Failure to Follow Physician Orders for Insulin, Weight Monitoring, and Lab Tests
Penalty
Summary
The deficiency involves the facility’s failure to implement and follow physicians’ orders for three residents. For one resident with diabetes mellitus, a physician ordered Novolog insulin to be administered in the morning prior to breakfast, with instructions to hold the insulin if the resident’s blood sugar was less than 80 mg/dL. Review of the April 2026 MAR showed that staff administered the insulin on three occasions when the resident’s blood sugar was below 80 mg/dL, contrary to the physician’s order. Another resident with cerebral palsy, diabetes mellitus, and heart failure had a physician’s order to be weighed every night shift and to notify the physician if the resident gained more than 2 lbs in 24 hours or 5 lbs in one week. Clinical records showed multiple instances of significant weight gains over 24-hour periods, including gains of 4.7 lbs, 3.4 lbs, 6 lbs, 2.3 lbs, 5.8 lbs, 4 lbs, 2.4 lbs, and 3.3 lbs, without documented evidence that the physician was notified as ordered. A third resident with anemia and chronic kidney disease had a physician’s order for two blood tests (CBC and CMP), but the clinical record contained no documentation that these lab tests were obtained. The DON confirmed there was no documented evidence that care and services were provided in accordance with these physicians’ orders.

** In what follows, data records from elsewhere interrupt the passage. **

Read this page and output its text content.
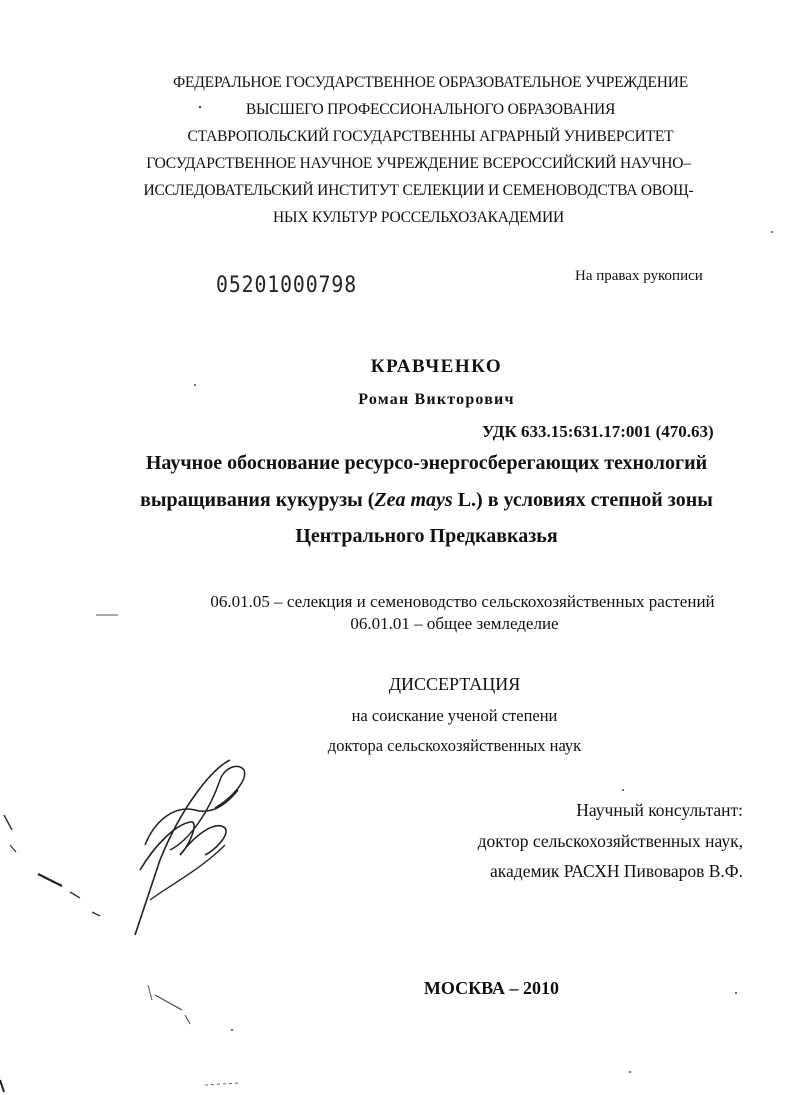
ФЕДЕРАЛЬНОЕ ГОСУДАРСТВЕННОЕ ОБРАЗОВАТЕЛЬНОЕ УЧРЕЖДЕНИЕ
ВЫСШЕГО ПРОФЕССИОНАЛЬНОГО ОБРАЗОВАНИЯ
СТАВРОПОЛЬСКИЙ ГОСУДАРСТВЕННЫ АГРАРНЫЙ УНИВЕРСИТЕТ
ГОСУДАРСТВЕННОЕ НАУЧНОЕ УЧРЕЖДЕНИЕ ВСЕРОССИЙСКИЙ НАУЧНО–
ИССЛЕДОВАТЕЛЬСКИЙ ИНСТИТУТ СЕЛЕКЦИИ И СЕМЕНОВОДСТВА ОВОЩ-
НЫХ КУЛЬТУР РОССЕЛЬХОЗАКАДЕМИИ
05201000798	На правах рукописи
КРАВЧЕНКО
Роман Викторович
УДК 633.15:631.17:001 (470.63)
Научное обоснование ресурсо-энергосберегающих технологий
выращивания кукурузы (Zea mays L.) в условиях степной зоны
Центрального Предкавказья
06.01.05 – селекция и семеноводство сельскохозяйственных растений
06.01.01 – общее земледелие
ДИССЕРТАЦИЯ
на соискание ученой степени
доктора сельскохозяйственных наук
Научный консультант:
доктор сельскохозяйственных наук,
академик РАСХН Пивоваров В.Ф.
МОСКВА – 2010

Failure to Document Non-Pharmacological Interventions Before PRN Narcotic Administration
Penalty
Summary
Facility staff failed to follow the facility’s pain management policy and specific physician orders requiring documentation of non-pharmacological interventions (NPI’s) and their effectiveness prior to administering as-needed narcotic pain medication for two residents. The policy, last reviewed February 24, 2026, required staff to document NPI’s and their effectiveness for patients receiving pain interventions. For a resident with left knee osteoarthritis, right hip pain, and diabetes, a physician ordered on March 17, 2026, that NPI’s be documented every shift, and on April 6, 2026, ordered oxycodone every four hours as needed for moderate to severe pain. Review of the MAR showed that this resident received as-needed oxycodone 23 times in April 2026 without documented evidence that NPI’s were attempted prior to administration. Another resident with diagnoses including cerebral infarction (stroke), diabetes, hemiplegia, and hemiparesis had a physician order dated February 7, 2026, directing staff to document NPI’s used before administering as-needed pain medication, and an order dated April 3, 2026, for oxycodone every four hours as needed for moderate to severe pain. MAR review revealed this resident received as-needed oxycodone nine times in April 2026 without documented evidence that NPI’s were attempted prior to administration, in violation of 28 Pa. Code 211.9(a)(1) Pharmacy services and 28 Pa. Code 211.12(d)(1)(5) Nursing services.